In the present study, adiponectin had a high discriminative accuracy for MetS after adjustment for sex, age, and after further adjustment for BMI, waist circumference and insulin concentration, regardless of the definition used. Previous studies have also found that adiponectin has a high discriminative accuracy for MetS. In particular, plasma adiponectin quartiles have been found to classify correctly subjects with prevalent MetS after adjustment for sex, age, BMI, and MetS-related factors [11]. Similarly, plasma adiponectin has been found to have high discriminative accuracy for prevalent MetS, and it has been observed to be similar to the discriminative accuracy of BMI in age and sex adjusted models [53]. Finally, a previous study has found that adiponectin levels have a high discriminative accuracy for incident MetS [56]. As far as we are aware of, this is the first study that used two definitions in order to diagnose presence of MetS, and that evaluated the discriminative accuracy of adiponectin in classifying correctly subjects with MetS by both definitions.

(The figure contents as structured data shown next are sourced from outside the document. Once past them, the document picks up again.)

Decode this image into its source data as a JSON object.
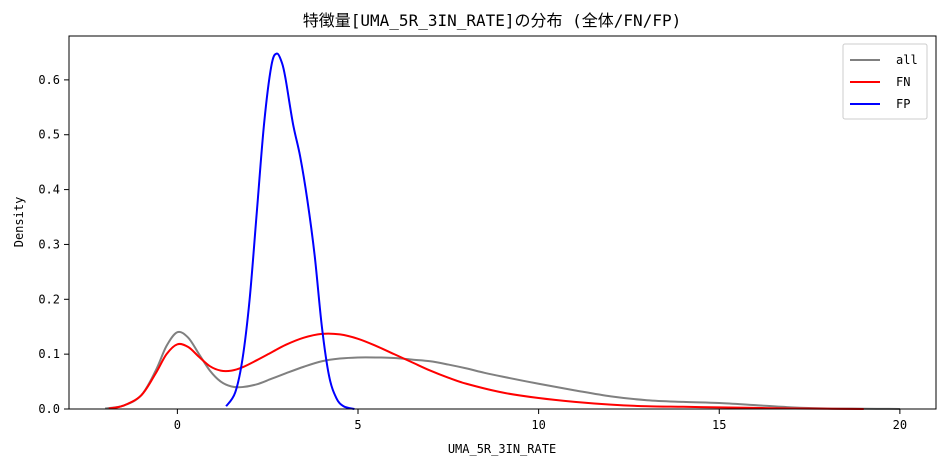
{
  "chart_data": {
    "type": "line",
    "title": "特徴量[UMA_5R_3IN_RATE]の分布 (全体/FN/FP)",
    "xlabel": "UMA_5R_3IN_RATE",
    "ylabel": "Density",
    "xlim": [
      -3,
      21
    ],
    "ylim": [
      0,
      0.68
    ],
    "xticks": [
      0,
      5,
      10,
      15,
      20
    ],
    "yticks": [
      0.0,
      0.1,
      0.2,
      0.3,
      0.4,
      0.5,
      0.6
    ],
    "xtick_labels": [
      "0",
      "5",
      "10",
      "15",
      "20"
    ],
    "ytick_labels": [
      "0.0",
      "0.1",
      "0.2",
      "0.3",
      "0.4",
      "0.5",
      "0.6"
    ],
    "grid": false,
    "legend_position": "top-right",
    "series": [
      {
        "name": "all",
        "color": "#808080",
        "x": [
          -2.0,
          -1.5,
          -1.0,
          -0.6,
          -0.3,
          0.0,
          0.3,
          0.6,
          0.9,
          1.2,
          1.5,
          1.8,
          2.2,
          2.6,
          3.0,
          3.5,
          4.0,
          4.5,
          5.0,
          5.5,
          6.0,
          6.5,
          7.0,
          7.5,
          8.0,
          8.5,
          9.0,
          10.0,
          11.0,
          12.0,
          13.0,
          14.0,
          15.0,
          16.0,
          17.0,
          18.0,
          19.0,
          20.0
        ],
        "y": [
          0.001,
          0.006,
          0.025,
          0.07,
          0.115,
          0.14,
          0.13,
          0.1,
          0.07,
          0.05,
          0.041,
          0.04,
          0.045,
          0.055,
          0.065,
          0.077,
          0.087,
          0.092,
          0.094,
          0.094,
          0.093,
          0.09,
          0.087,
          0.081,
          0.074,
          0.066,
          0.059,
          0.046,
          0.034,
          0.023,
          0.016,
          0.013,
          0.011,
          0.007,
          0.003,
          0.001,
          0.0005,
          0.0
        ]
      },
      {
        "name": "FN",
        "color": "#ff0000",
        "x": [
          -1.9,
          -1.5,
          -1.0,
          -0.6,
          -0.3,
          0.0,
          0.3,
          0.6,
          0.9,
          1.2,
          1.5,
          1.8,
          2.2,
          2.6,
          3.0,
          3.5,
          4.0,
          4.5,
          5.0,
          5.5,
          6.0,
          6.5,
          7.0,
          7.5,
          8.0,
          9.0,
          10.0,
          11.0,
          12.0,
          13.0,
          14.0,
          15.0,
          16.0,
          17.0,
          18.0,
          19.0
        ],
        "y": [
          0.001,
          0.006,
          0.025,
          0.065,
          0.1,
          0.118,
          0.113,
          0.095,
          0.078,
          0.07,
          0.07,
          0.076,
          0.089,
          0.103,
          0.117,
          0.13,
          0.137,
          0.136,
          0.128,
          0.115,
          0.1,
          0.085,
          0.07,
          0.057,
          0.046,
          0.03,
          0.02,
          0.013,
          0.008,
          0.005,
          0.004,
          0.003,
          0.002,
          0.001,
          0.0005,
          0.0
        ]
      },
      {
        "name": "FP",
        "color": "#0000ff",
        "x": [
          1.35,
          1.6,
          1.8,
          2.0,
          2.2,
          2.4,
          2.6,
          2.75,
          2.9,
          3.0,
          3.2,
          3.4,
          3.6,
          3.8,
          4.0,
          4.2,
          4.4,
          4.6,
          4.9
        ],
        "y": [
          0.005,
          0.03,
          0.09,
          0.2,
          0.36,
          0.52,
          0.625,
          0.648,
          0.63,
          0.6,
          0.52,
          0.46,
          0.38,
          0.28,
          0.15,
          0.06,
          0.02,
          0.005,
          0.0
        ]
      }
    ]
  }
}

Limitations of the present study have to be taken into account. Firstly, this was a cross-sectional study which does not allow for conclusions regarding causality. Secondly, this study included middle-aged white individuals, without prevalent cardiovascular disease. Caution is thus needed in the extrapolation of the findings to other populations, i.e. younger, of other ethnicity or with cardiovascular disease. Moreover, type 2 diabetes mellitus and impaired fasting glucose were less prevalent than dyslipidemia or hypertension in the study population. Therefore, we cannot exclude blood glucose as a significant mediator between adiponectin and MetS. Finally, the adipokines measured are only a small fraction of the wide array of pro- and anti-inflammatory biochemical indices that are produced by the adipose tissue.

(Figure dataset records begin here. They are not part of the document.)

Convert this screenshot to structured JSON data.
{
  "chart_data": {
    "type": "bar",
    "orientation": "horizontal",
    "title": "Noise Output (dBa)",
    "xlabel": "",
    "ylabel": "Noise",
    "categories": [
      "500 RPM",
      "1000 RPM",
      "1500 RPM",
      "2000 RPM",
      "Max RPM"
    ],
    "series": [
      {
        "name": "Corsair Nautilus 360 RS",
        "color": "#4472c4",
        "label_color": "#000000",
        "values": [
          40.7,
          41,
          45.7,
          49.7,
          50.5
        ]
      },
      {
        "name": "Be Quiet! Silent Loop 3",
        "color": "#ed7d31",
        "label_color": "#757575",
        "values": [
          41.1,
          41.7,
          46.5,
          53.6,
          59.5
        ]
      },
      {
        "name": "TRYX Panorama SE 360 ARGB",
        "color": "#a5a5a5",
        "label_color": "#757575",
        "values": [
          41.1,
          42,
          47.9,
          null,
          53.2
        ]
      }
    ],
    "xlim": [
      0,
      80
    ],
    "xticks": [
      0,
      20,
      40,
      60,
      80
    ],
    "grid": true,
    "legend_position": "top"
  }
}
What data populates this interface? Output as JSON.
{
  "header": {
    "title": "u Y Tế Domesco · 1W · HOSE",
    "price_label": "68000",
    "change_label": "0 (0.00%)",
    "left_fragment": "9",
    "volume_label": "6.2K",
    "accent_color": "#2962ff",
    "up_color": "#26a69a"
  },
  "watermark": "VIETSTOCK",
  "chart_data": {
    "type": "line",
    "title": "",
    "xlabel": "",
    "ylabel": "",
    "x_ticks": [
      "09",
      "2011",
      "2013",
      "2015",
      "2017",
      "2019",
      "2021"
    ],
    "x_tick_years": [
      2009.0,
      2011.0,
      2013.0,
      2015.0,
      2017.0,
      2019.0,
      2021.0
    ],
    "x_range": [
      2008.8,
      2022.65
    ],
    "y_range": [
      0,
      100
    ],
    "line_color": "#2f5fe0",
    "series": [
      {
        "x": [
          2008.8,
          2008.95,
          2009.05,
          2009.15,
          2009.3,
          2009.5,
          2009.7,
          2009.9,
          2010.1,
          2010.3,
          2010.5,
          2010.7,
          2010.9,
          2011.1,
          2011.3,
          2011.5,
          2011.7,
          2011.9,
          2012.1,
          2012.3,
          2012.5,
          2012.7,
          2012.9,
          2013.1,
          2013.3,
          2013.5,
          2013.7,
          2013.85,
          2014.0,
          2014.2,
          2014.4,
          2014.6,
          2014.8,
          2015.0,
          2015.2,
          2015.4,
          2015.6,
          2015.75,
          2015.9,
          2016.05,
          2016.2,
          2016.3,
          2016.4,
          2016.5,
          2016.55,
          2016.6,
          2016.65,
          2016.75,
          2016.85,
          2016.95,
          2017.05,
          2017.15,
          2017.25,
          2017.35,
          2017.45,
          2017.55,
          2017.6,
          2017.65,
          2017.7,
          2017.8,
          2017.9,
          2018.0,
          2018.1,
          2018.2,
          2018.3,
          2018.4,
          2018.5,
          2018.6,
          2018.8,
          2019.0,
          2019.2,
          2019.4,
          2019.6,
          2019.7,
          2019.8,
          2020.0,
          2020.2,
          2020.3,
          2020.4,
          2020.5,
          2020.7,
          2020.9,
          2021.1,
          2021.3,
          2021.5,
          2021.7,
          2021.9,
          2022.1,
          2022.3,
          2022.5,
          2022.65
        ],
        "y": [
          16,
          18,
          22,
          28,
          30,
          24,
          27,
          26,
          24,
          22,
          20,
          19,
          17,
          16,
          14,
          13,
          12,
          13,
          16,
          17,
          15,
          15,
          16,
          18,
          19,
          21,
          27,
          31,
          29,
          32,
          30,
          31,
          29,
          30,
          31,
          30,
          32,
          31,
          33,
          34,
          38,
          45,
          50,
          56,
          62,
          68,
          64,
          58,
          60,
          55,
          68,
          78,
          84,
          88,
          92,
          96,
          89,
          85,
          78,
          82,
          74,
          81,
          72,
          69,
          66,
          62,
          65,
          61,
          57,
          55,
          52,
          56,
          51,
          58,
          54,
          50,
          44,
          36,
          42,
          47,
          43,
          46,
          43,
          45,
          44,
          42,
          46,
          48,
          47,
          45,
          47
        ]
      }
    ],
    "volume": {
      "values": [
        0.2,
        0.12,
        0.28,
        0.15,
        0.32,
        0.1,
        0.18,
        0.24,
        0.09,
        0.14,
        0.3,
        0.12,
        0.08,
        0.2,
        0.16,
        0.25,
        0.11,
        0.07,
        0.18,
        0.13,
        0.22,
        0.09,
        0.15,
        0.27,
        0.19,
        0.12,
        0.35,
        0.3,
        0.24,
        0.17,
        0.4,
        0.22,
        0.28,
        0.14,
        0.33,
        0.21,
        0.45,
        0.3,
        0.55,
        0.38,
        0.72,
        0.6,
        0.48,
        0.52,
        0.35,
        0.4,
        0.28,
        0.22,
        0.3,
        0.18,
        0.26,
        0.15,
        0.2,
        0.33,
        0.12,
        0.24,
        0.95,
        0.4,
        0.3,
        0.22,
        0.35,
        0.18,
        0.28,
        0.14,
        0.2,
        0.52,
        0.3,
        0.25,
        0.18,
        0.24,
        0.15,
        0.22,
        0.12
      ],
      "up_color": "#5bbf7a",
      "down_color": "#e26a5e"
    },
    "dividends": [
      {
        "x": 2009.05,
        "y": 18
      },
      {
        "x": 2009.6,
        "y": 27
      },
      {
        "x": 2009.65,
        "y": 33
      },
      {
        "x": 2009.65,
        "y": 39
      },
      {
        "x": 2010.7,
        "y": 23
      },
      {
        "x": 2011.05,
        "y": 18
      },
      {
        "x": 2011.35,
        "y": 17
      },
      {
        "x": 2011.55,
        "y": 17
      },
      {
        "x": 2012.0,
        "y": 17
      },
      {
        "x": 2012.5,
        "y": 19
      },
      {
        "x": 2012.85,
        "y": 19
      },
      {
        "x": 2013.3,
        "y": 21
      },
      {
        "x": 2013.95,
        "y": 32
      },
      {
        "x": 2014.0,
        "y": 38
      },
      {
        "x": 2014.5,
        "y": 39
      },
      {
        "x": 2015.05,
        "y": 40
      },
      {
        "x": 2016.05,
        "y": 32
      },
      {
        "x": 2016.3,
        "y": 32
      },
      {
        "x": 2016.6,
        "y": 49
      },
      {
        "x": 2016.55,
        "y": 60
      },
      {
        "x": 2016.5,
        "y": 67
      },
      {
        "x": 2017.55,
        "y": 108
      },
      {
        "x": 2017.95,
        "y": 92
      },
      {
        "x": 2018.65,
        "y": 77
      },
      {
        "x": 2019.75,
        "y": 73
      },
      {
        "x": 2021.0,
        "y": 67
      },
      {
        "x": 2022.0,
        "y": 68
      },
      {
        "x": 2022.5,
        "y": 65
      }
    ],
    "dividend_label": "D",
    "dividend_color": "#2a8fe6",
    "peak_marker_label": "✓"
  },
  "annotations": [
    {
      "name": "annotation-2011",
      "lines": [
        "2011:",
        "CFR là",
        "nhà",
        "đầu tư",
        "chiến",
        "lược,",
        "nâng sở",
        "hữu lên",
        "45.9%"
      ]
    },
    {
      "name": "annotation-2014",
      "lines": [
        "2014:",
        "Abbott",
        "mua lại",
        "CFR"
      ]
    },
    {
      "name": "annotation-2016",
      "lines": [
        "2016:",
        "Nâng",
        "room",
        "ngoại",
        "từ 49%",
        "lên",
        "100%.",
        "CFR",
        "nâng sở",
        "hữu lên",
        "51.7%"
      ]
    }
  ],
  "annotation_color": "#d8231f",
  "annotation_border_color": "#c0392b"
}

This study has also strengths. Firstly, the measurement of biochemical indices was performed by a single certified laboratory. Secondly, the prevalence of MetS was evaluated by two definitions which are closely related and differ only by the abdominal obesity criterion. This allows for safer comparison between two existing definitions of MetS, and tests for the role of abdominal obesity in MetS. Furthermore, the adipokines measured were selected because of their proved and consistent association with adiposity, metabolism and inflammation. In addition, adiponectin and IL-6 were chosen to be measured because of their opposite functions and effects in metabolism and inflammation. Finally, this is one of the few studies which provide for a plausible explanation for the association between adiponectin and MetS.

Conclusions

Adiponectin was identified as a significant and consistent parameter associated with MetS, whereas IL-6 was suggested to be only a biomarker of the MetS state. Moreover, MetS components which are indices of obesity and lipid metabolism (i.e. waist circumference, BMI, HDL-cholesterol and triglycerides), as well as insulin levels mediate, but do not abolish the association between adiponectin and MetS.